O advogado constitucionalista de longa
trajetória, Michael Ratner, encontrava-se na sala de audiências em Fort
Meade, Maryland, no dia em que Manning prestou seu depoimento. Ratner
descreveu a cena: “Foi uma das cenas mais dramáticas que já vi em uma
sala de audiências (...)
Quando Bradley começou a falar não estava
nervoso. Seu testemunho foi extremamente comovedor, realmente emotivo
para todos nós, mas especialmente, como é evidente, para o próprio
Bradley pelo que teve que suportar. Foi terrível o que aconteceu em dois
anos, mas ele descreveu tudo com riqueza de detalhes, de um modo
eloquente, inteligente e consciente”.
Ratner disse que Manning descreveu
como ficou detido em uma jaula no Kuwait: “Havia duas jaulas. Disse que
eram como jaulas para animais. Estavam sob uma tenda, só estas duas
jaulas, uma ao lado da outra. Uma delas continha alguns dos pertences de
Manning, na outra, onde ele estava, havia uma pequena cama, uma estante
e um vaso sanitário. Ele permaneceu nesta jaula escura durante quase
dois meses. Ele foi retirado dela por curto espaço de tempo e depois,
sem dar explicações, voltaram a colocá-lo na jaula (...) Bradleuy disse
sobre esse período: “Creio que perdi a noção do tempo. Não sabia se era
dia ou noite. Meu mundo se tornou muito pequeno. Converteu-se nessas
duas jaulas”. Ratner acrescentou: “Isso quase o destruiu”.

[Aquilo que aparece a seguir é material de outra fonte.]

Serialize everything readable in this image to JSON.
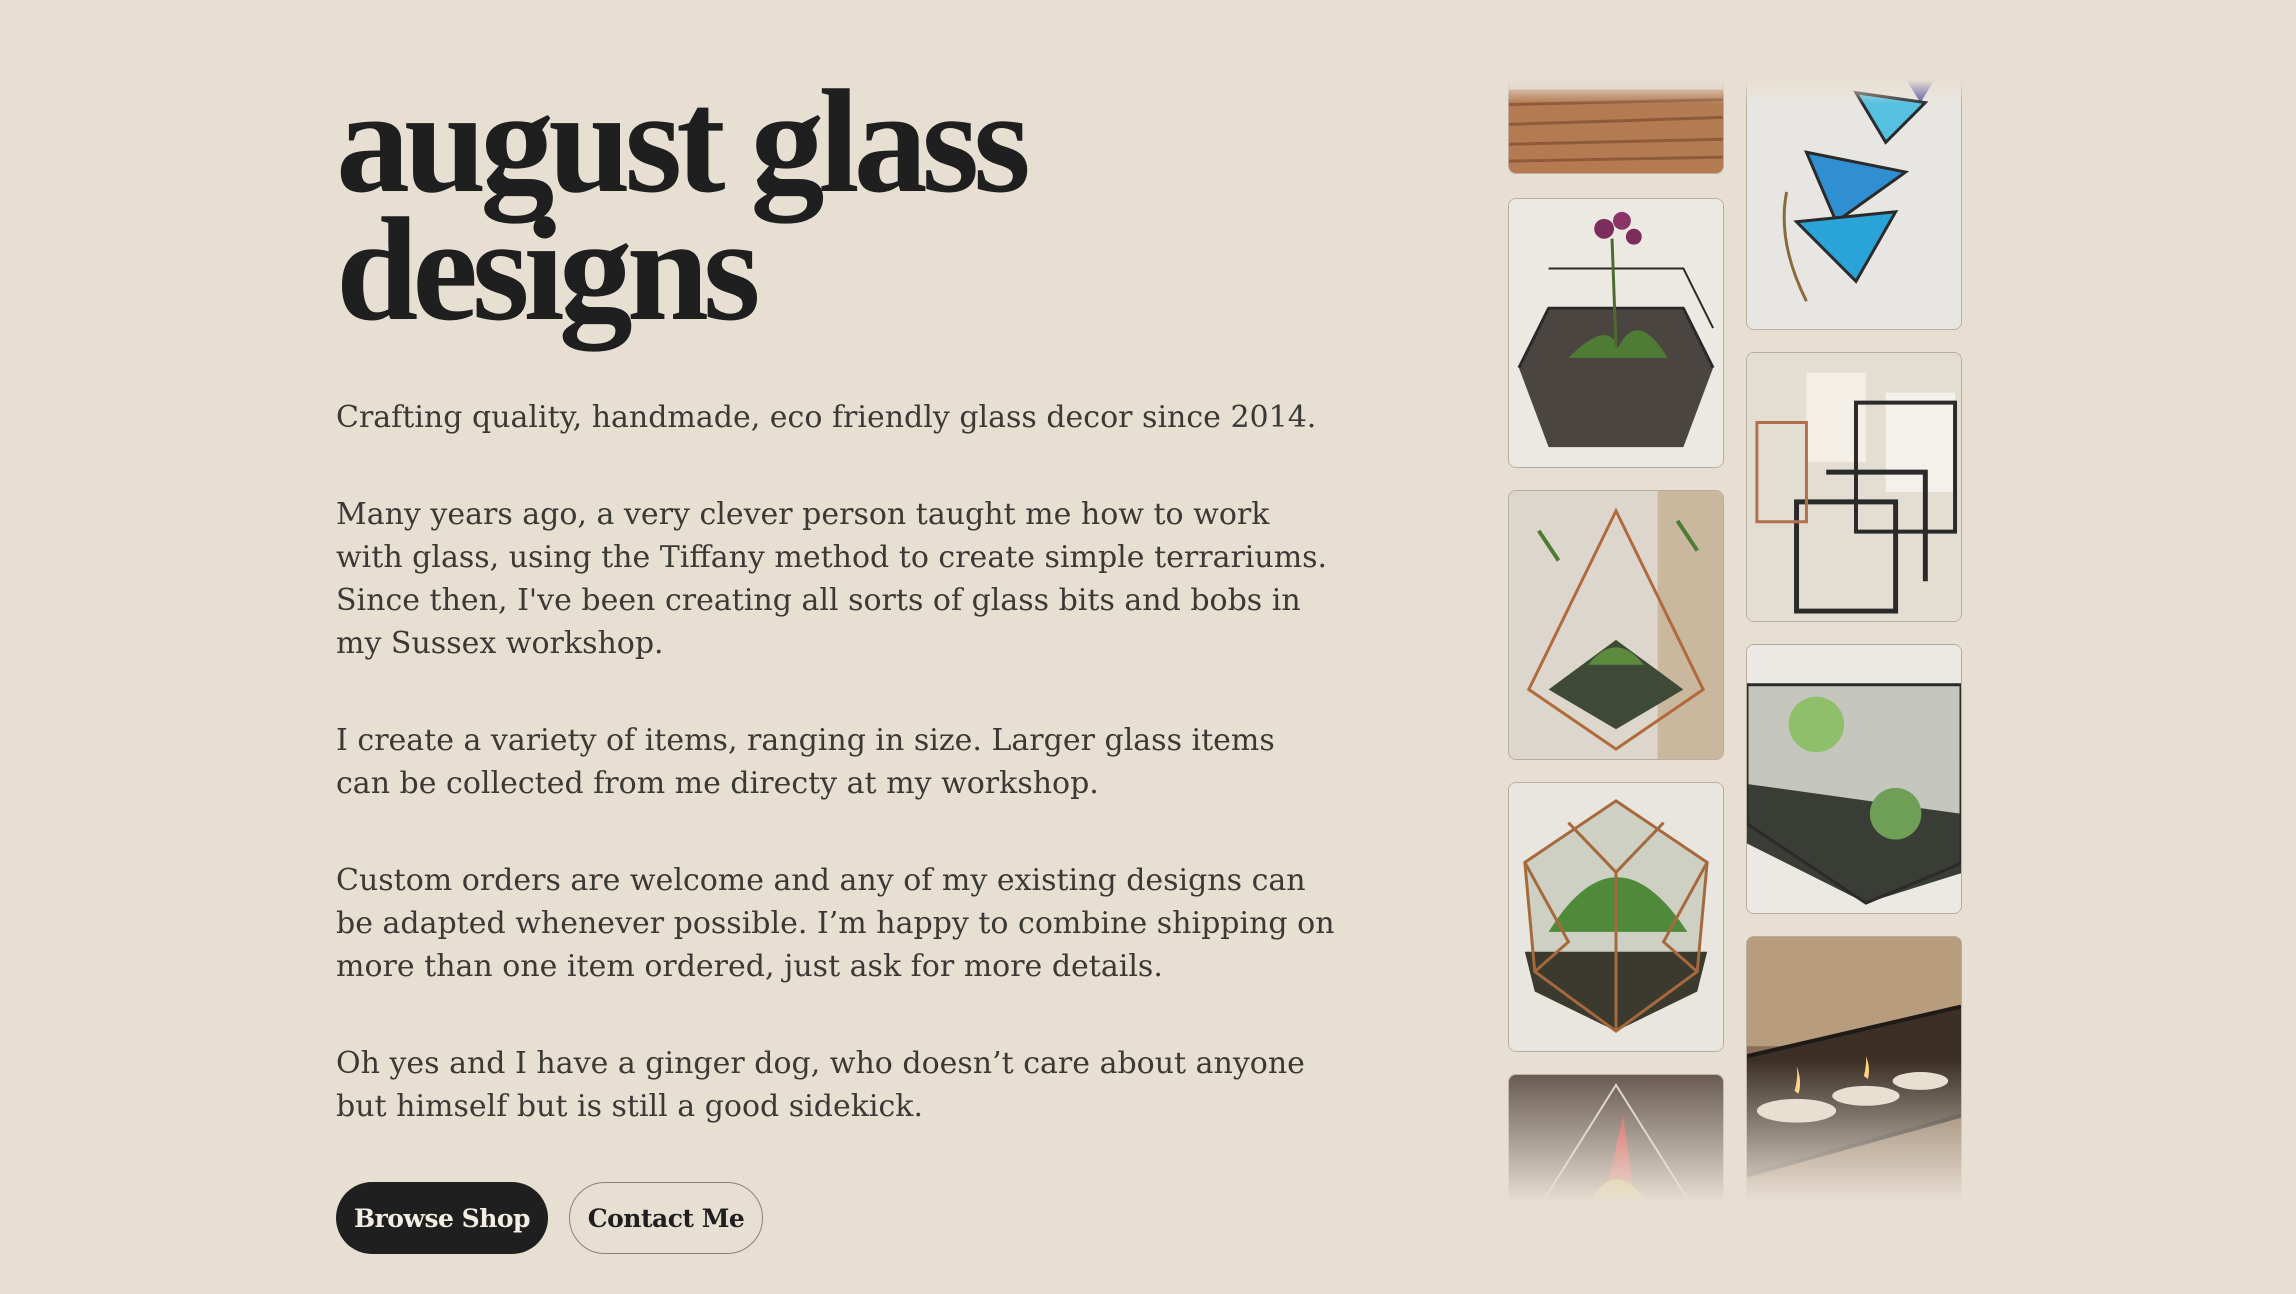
{
  "hero": {
    "title_line1": "august glass",
    "title_line2": "designs",
    "paragraphs": [
      "Crafting quality, handmade, eco friendly glass decor since 2014.",
      "Many years ago, a very clever person taught me how to work with glass, using the Tiffany method to create simple terrariums. Since then, I've been creating all sorts of glass bits and bobs in my Sussex workshop.",
      "I create a variety of items, ranging in size. Larger glass items can be collected from me directy at my workshop.",
      "Custom orders are welcome and any of my existing designs can be adapted whenever possible. I’m happy to combine shipping on more than one item ordered, just ask for more details.",
      "Oh yes and I have a ginger dog, who doesn’t care about anyone but himself but is still a good sidekick."
    ]
  },
  "actions": {
    "browse_label": "Browse Shop",
    "contact_label": "Contact Me"
  },
  "gallery": {
    "images": [
      "wooden-surface-photo",
      "orchid-hexagon-terrarium-photo",
      "copper-geometric-terrarium-photo",
      "dodecahedron-terrarium-photo",
      "red-plant-pyramid-photo",
      "blue-stained-glass-triangles-photo",
      "glass-cube-candle-holders-photo",
      "succulent-boat-terrarium-photo",
      "tealight-candle-holder-photo"
    ]
  }
}
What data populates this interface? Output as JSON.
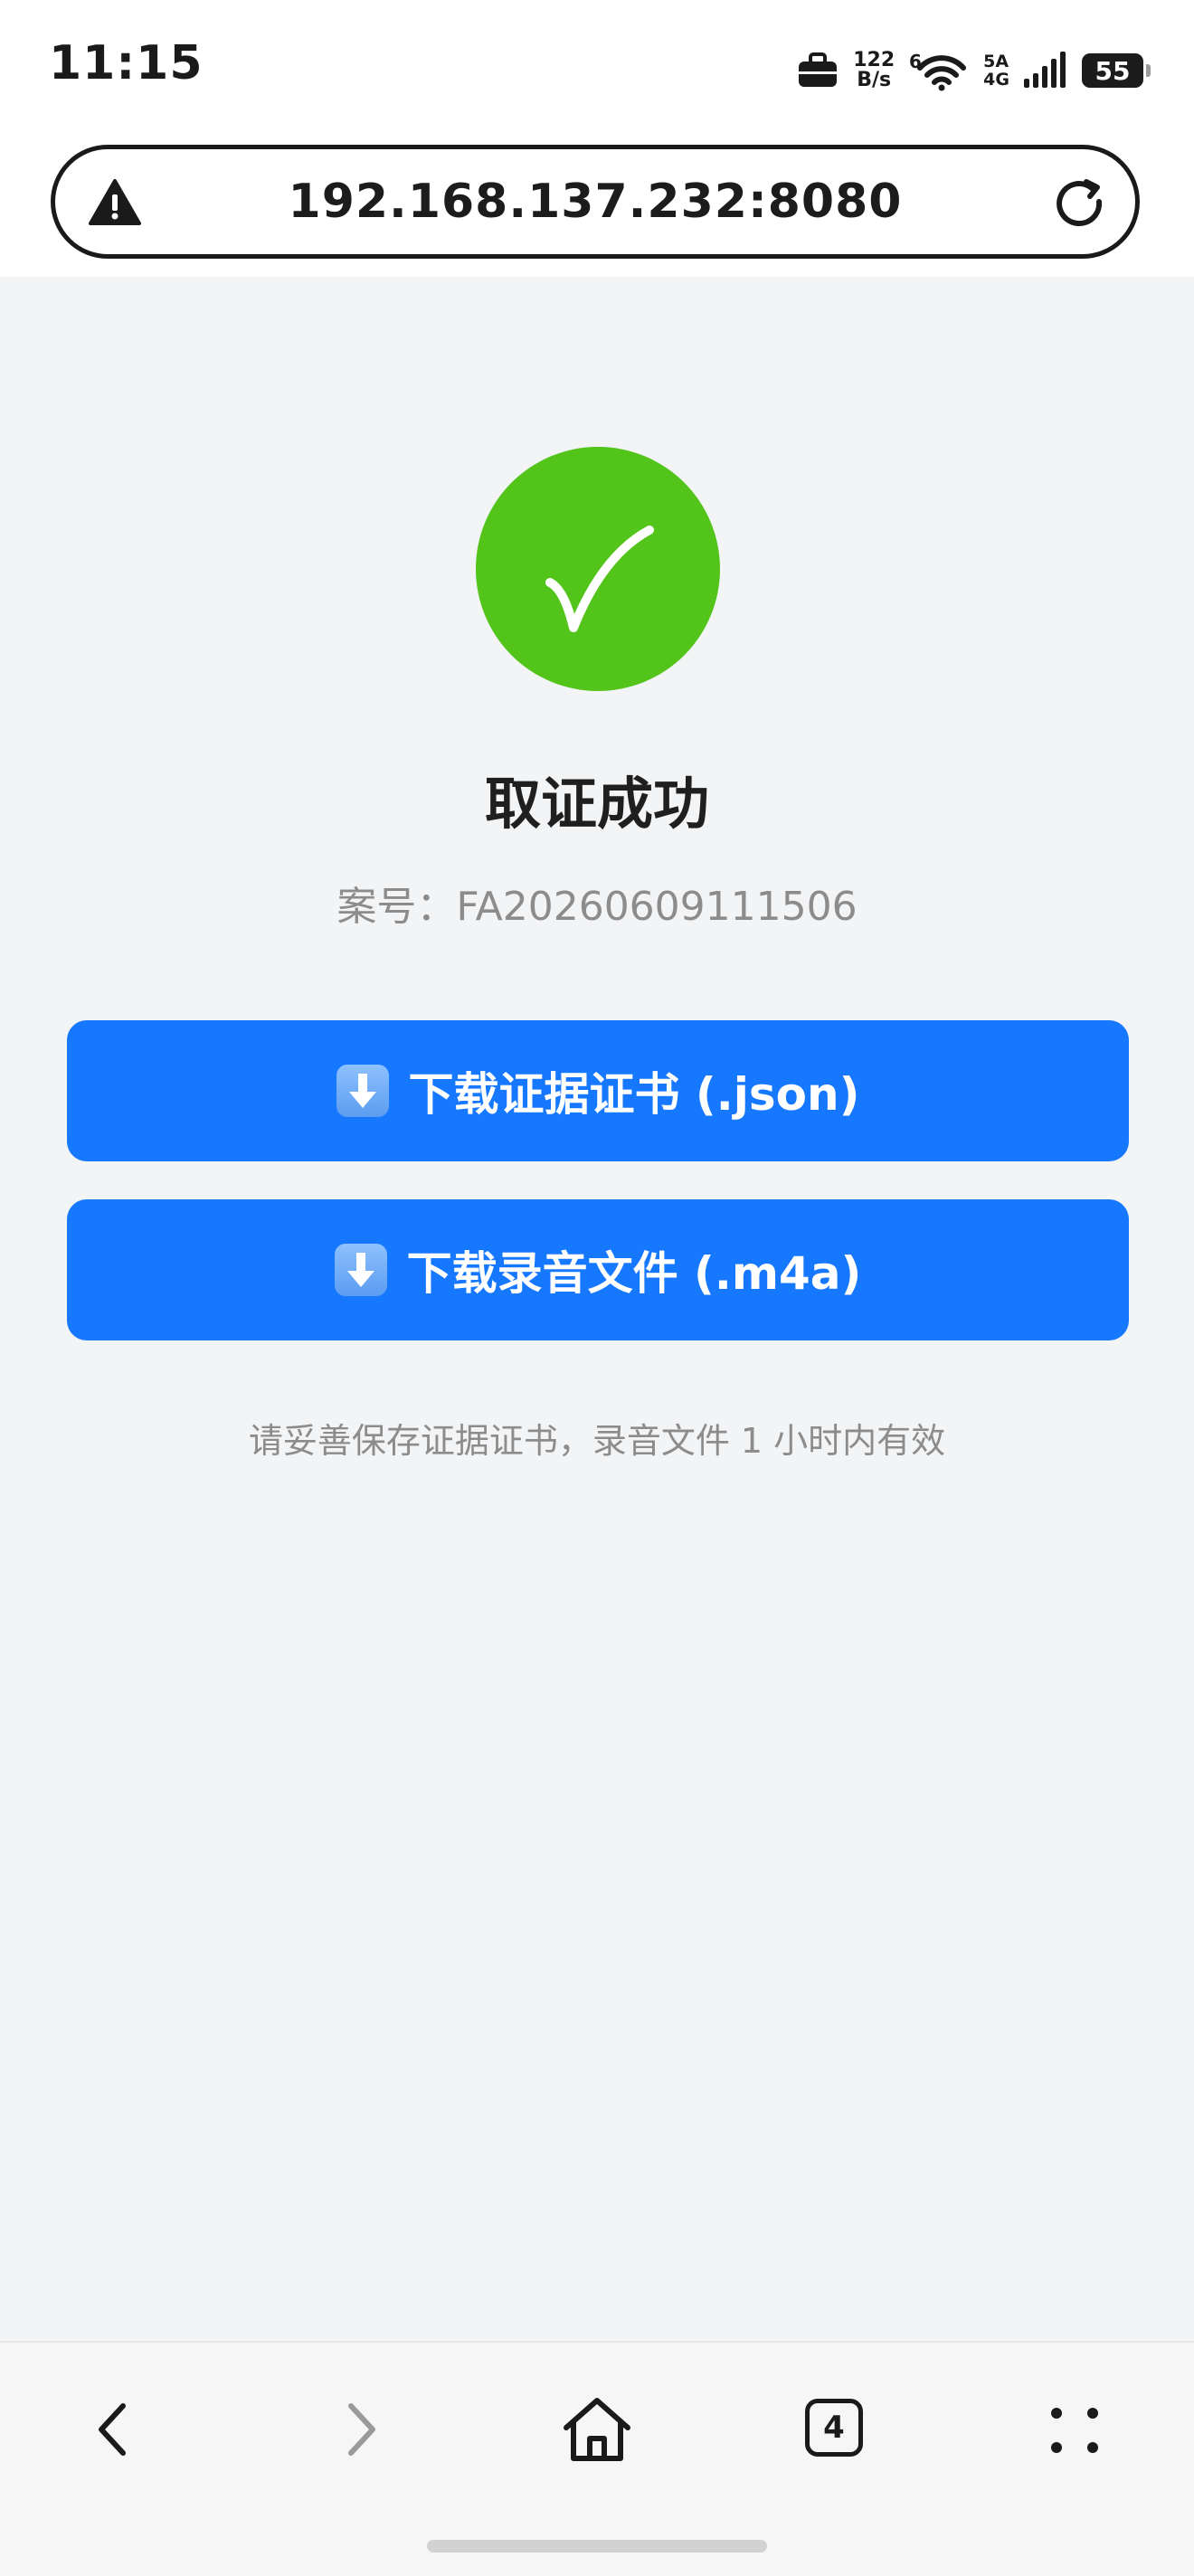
{
  "status_bar": {
    "time": "11:15",
    "speed_value": "122",
    "speed_unit": "B/s",
    "net_top": "5A",
    "net_bottom": "4G",
    "battery": "55"
  },
  "browser": {
    "url": "192.168.137.232:8080",
    "tab_count": "4"
  },
  "result": {
    "title": "取证成功",
    "case_number_label": "案号：",
    "case_number": "FA20260609111506",
    "download_certificate_label": "下载证据证书 (.json)",
    "download_recording_label": "下载录音文件 (.m4a)",
    "hint": "请妥善保存证据证书，录音文件 1 小时内有效"
  },
  "colors": {
    "success": "#52c41a",
    "primary": "#1677ff",
    "background": "#f3f4f6"
  },
  "icons": {
    "status": [
      "briefcase-icon",
      "wifi-icon",
      "signal-icon",
      "battery-icon"
    ],
    "urlbar": [
      "warning-icon",
      "reload-icon"
    ],
    "nav": [
      "back-arrow-icon",
      "forward-arrow-icon",
      "home-icon",
      "tabs-icon",
      "menu-dots-icon"
    ]
  }
}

Depois de sua detenção no Kuwait, Manning foi
transferido para uma base militar em Quantico. Seu advogado, David
Coombs, disse este mês: “O modo pelo qual trataram Brad em Quantico
ficará gravado para sempre na história de nosso país como um momento
lamentável. Não foi somente estúpido e contraproducente. Foi criminoso”.
O advogado Michael Ratner também descreveu o
momento no qual Bradley Manning explicou o que ocorreu em Quantico:
“Bradley contou como era estar nessa cela, na qual deve dormir em uma
pequena cama, com uma luz frontal apontada na sua direção, que deixavam
acesa para poder observá-lo. Se ele se movia para evitar a luz iam
acordá-lo. Isso acontecia pela noite. Durante o dia, passava de 23 a 23
horas e meia na cela. Às vezes, tinha 20 minutos do que chamavam de
“exercício ao sol”, o que não é nada. O que ele podia fazer? Porque
supostamente está em serviço, devendo ou estar em péi ou sentado nesta
cama de metal com os pés no solo e sem poder apoiar-se em nada. Isso
durante 10 ou 15 horas por dia, o que deve se chamar de privação dos
sentidos”.
O relator especial das Nações Unidas sobre a
tortura, Juan Méndez, tentou visitar Manning, mas acabou se negando
quando as forças armadas disseram que iriam vigiar e gravar a visita.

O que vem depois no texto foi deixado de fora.